炎症や痛みの軽減を図り、組織の回復をサポートします。

セルフケア指導

ご自宅でも継続できる

  • ストレッチ
  • アイシング
  • トレーニング
  • 投球時の注意点

を分かりやすくお伝えします。

野球肘を予防するポイント

野球肘は予防がとても重要です。

以下を意識しましょう。

  • 投球数を守る
  • 投げすぎない
  • 練習後はアイシング
  • ストレッチを毎日行う
  • 股関節を柔らかくする
  • 肩甲骨をしっかり動かす
  • 体幹を鍛える
  • 疲労を翌日に残さない

また、少しでも違和感があれば無理をせず休養を取り、必要に応じて医療機関で画像検査を受けることも大切です。

 

症例報告

【患者様】10代・男性

【お悩み】野球をしており1カ月前から右肘に痛みが出ている。

【検査・原因】

 姿勢分析→骨盤後傾・猫背

 肘内側部に圧痛。

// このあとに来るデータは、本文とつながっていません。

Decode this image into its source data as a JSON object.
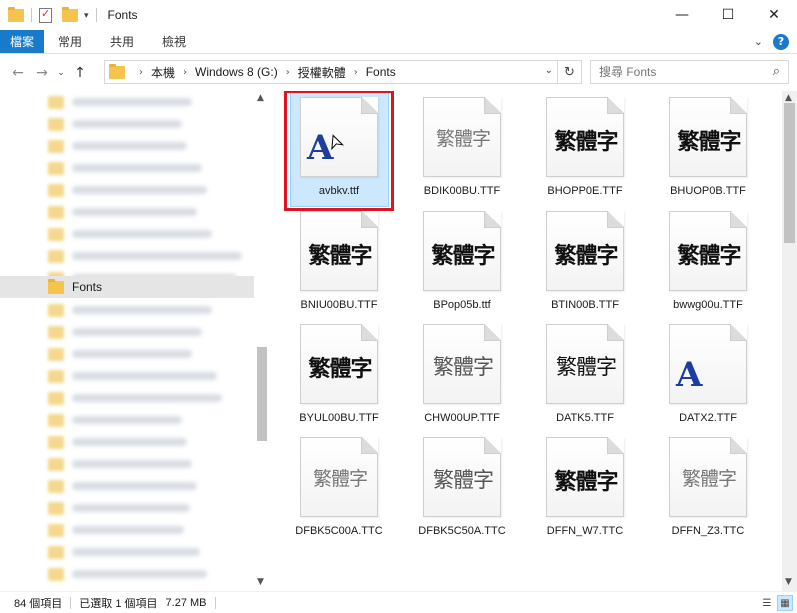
{
  "window": {
    "title": "Fonts",
    "minimize": "—",
    "maximize": "☐",
    "close": "✕"
  },
  "ribbon": {
    "tabs": [
      "檔案",
      "常用",
      "共用",
      "檢視"
    ],
    "collapse_icon": "chevron-down-icon",
    "help_icon": "help-icon"
  },
  "address": {
    "crumbs": [
      "本機",
      "Windows 8 (G:)",
      "授權軟體",
      "Fonts"
    ],
    "search_placeholder": "搜尋 Fonts"
  },
  "nav": {
    "selected_label": "Fonts"
  },
  "files": [
    {
      "name": "avbkv.ttf",
      "preview": "A",
      "style": "A",
      "selected": true
    },
    {
      "name": "BDIK00BU.TTF",
      "preview": "繁體字",
      "style": "thin"
    },
    {
      "name": "BHOPP0E.TTF",
      "preview": "繁體字",
      "style": "bold"
    },
    {
      "name": "BHUOP0B.TTF",
      "preview": "繁體字",
      "style": "bold"
    },
    {
      "name": "BNIU00BU.TTF",
      "preview": "繁體字",
      "style": "bold"
    },
    {
      "name": "BPop05b.ttf",
      "preview": "繁體字",
      "style": "bold"
    },
    {
      "name": "BTIN00B.TTF",
      "preview": "繁體字",
      "style": "bold"
    },
    {
      "name": "bwwg00u.TTF",
      "preview": "繁體字",
      "style": "bold"
    },
    {
      "name": "BYUL00BU.TTF",
      "preview": "繁體字",
      "style": "bold"
    },
    {
      "name": "CHW00UP.TTF",
      "preview": "繁體字",
      "style": "light"
    },
    {
      "name": "DATK5.TTF",
      "preview": "繁體字",
      "style": "normal"
    },
    {
      "name": "DATX2.TTF",
      "preview": "A",
      "style": "A"
    },
    {
      "name": "DFBK5C00A.TTC",
      "preview": "繁體字",
      "style": "thin"
    },
    {
      "name": "DFBK5C50A.TTC",
      "preview": "繁體字",
      "style": "light"
    },
    {
      "name": "DFFN_W7.TTC",
      "preview": "繁體字",
      "style": "bold"
    },
    {
      "name": "DFFN_Z3.TTC",
      "preview": "繁體字",
      "style": "thin"
    }
  ],
  "status": {
    "count": "84 個項目",
    "selection": "已選取 1 個項目",
    "size": "7.27 MB"
  },
  "colors": {
    "file_tab": "#1979ca",
    "selection_fill": "#cce8ff",
    "highlight_box": "#e0141e"
  }
}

自動運動では痛みなし。抵抗下で痛みあり。

 右肩外旋制限著明→肩の可動域が悪く、投球時に手投げになっている事で痛みが出現。

【施術内容】

 MPF療法

 インナートレーニング

 肩のチューブトレーニング

【経過】

 2回目

  →初回よりも痛み減少。まだ全力では投げていないが5割程度の力では痛みなかった。

 8回目

  →8割の力で投げても痛みが出ていない。投球回数が増えると違和感が出る。

   姿勢写真を再度撮ると、初回よりも猫背が増しになっている。

 16回目

  →ほぼ痛みが出ることなく練習・試合に参加できている。

   再発予防も含めて現在も通院中。